Ghana’s banks are still grappling with a surge in bad loans, more than two years after the country’s sovereign default, a result that shows when fiscal stress and tight monetary policy are at play in the financial system.
When the government restructured about half of its debt in 2022, forcing lenders to swap GH¢17.5 billion in local bonds for longer-term, lower-yielding securities, banks took an immediate hit. But the pain deepened as the central bank lifted rates above 30% to fight inflation, leaving borrowers unable to keep up with repayments.
Non-performing loans stood at 15% of gross loans in December 2022 and jumped to 24% by mid-2024, according to the African Development Bank’s 2025 outlook.

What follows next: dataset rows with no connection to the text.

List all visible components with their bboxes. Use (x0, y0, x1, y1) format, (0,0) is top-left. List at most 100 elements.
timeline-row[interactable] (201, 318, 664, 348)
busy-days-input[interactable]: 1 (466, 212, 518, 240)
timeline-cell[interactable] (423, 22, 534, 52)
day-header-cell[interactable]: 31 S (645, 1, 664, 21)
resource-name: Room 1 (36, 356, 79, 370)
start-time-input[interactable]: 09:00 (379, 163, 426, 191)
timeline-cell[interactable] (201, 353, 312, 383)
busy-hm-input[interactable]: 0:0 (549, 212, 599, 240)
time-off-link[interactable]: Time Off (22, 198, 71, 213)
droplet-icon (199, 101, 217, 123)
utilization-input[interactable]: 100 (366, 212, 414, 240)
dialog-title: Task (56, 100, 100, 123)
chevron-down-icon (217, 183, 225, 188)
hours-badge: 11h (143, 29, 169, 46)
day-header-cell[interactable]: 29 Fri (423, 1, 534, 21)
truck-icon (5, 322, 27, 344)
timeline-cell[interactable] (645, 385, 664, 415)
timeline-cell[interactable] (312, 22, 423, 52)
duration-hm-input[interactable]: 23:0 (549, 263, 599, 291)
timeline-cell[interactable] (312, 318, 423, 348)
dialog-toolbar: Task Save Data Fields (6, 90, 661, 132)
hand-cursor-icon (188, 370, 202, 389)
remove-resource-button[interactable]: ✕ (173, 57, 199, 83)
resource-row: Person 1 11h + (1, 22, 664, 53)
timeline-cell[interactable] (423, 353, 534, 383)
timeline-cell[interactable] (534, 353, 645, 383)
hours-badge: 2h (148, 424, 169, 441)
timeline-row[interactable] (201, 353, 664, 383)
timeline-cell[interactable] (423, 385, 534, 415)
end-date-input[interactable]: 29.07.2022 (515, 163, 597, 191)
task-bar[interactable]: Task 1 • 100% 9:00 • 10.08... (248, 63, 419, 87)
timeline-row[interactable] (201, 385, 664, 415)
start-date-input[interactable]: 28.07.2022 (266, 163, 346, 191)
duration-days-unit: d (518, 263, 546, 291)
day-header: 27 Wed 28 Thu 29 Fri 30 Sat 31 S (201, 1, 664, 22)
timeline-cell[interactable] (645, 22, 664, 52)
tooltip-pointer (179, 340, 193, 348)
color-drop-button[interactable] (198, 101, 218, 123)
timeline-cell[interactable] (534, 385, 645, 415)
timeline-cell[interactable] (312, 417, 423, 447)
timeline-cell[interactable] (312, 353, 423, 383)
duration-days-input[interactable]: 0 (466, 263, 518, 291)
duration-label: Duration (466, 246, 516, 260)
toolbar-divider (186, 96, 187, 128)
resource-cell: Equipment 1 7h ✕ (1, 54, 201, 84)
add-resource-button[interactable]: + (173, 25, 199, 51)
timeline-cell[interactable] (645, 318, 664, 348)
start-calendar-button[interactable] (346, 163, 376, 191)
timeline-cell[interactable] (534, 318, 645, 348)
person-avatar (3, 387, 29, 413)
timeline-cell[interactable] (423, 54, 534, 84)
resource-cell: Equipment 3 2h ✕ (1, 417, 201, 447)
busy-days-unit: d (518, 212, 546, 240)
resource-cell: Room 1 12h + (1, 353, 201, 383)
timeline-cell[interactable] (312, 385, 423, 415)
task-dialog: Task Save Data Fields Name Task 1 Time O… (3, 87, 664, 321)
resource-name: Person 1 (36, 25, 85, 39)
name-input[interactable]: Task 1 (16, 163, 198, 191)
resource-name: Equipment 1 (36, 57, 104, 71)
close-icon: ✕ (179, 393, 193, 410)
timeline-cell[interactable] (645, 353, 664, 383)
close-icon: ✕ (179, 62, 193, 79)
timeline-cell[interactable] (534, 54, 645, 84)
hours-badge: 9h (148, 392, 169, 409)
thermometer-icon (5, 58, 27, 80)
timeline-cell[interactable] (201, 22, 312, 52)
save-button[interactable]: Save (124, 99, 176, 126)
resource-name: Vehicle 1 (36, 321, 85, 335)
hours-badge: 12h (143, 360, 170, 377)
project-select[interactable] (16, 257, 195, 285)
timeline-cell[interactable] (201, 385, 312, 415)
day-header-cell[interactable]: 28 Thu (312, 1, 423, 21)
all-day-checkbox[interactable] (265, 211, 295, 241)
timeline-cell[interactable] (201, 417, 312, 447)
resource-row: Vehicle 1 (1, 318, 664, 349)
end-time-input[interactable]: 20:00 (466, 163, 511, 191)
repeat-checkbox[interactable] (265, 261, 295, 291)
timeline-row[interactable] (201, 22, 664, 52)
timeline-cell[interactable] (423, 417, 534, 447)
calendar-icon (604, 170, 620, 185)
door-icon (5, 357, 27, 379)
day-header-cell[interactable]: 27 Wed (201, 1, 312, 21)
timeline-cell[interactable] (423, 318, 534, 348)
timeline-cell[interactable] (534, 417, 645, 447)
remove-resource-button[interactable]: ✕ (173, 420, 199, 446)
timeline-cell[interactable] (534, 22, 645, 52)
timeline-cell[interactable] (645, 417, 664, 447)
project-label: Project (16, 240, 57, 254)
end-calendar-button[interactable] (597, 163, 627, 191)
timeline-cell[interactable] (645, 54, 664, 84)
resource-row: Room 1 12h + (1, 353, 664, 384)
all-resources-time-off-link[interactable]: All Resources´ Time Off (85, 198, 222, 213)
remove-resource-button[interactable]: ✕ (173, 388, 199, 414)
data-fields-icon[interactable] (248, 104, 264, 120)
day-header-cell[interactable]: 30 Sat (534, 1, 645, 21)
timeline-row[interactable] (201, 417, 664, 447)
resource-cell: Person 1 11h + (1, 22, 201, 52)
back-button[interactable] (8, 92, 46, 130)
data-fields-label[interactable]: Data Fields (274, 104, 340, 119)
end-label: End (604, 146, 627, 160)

The report cited by The High Street Journal, described Ghana as a “textbook case” of the sovereign-bank nexus, where fiscal distress spills into the financial system.

The strain remains visible. By April 2025, the NPL ratio was 23.6%, with the stock of bad loans topping GH¢21 billion. Agriculture and transport are hardest hit, with default ratios above 50%. Credit growth has slowed sharply even as banks post profits on paper, underscoring how lending appetite has dried up.
The AfDB warned that Ghana’s experience highlights how sovereign stress and tight monetary policy can interact to deepen financial fragility. High rates help contain inflation and lift bank margins, but they also squeeze borrowers, feeding into defaults and limiting new credit.
The Bank of Ghana has tightened loan classification rules, ordered faster write-offs and raised reserve requirements for weaker lenders. Regulators want the NPL ratio cut to 10% by December 2026.
Whether banks can meet that target is unclear. For now, they remain weighed down by the legacy of the default and the costs of keeping inflation in check.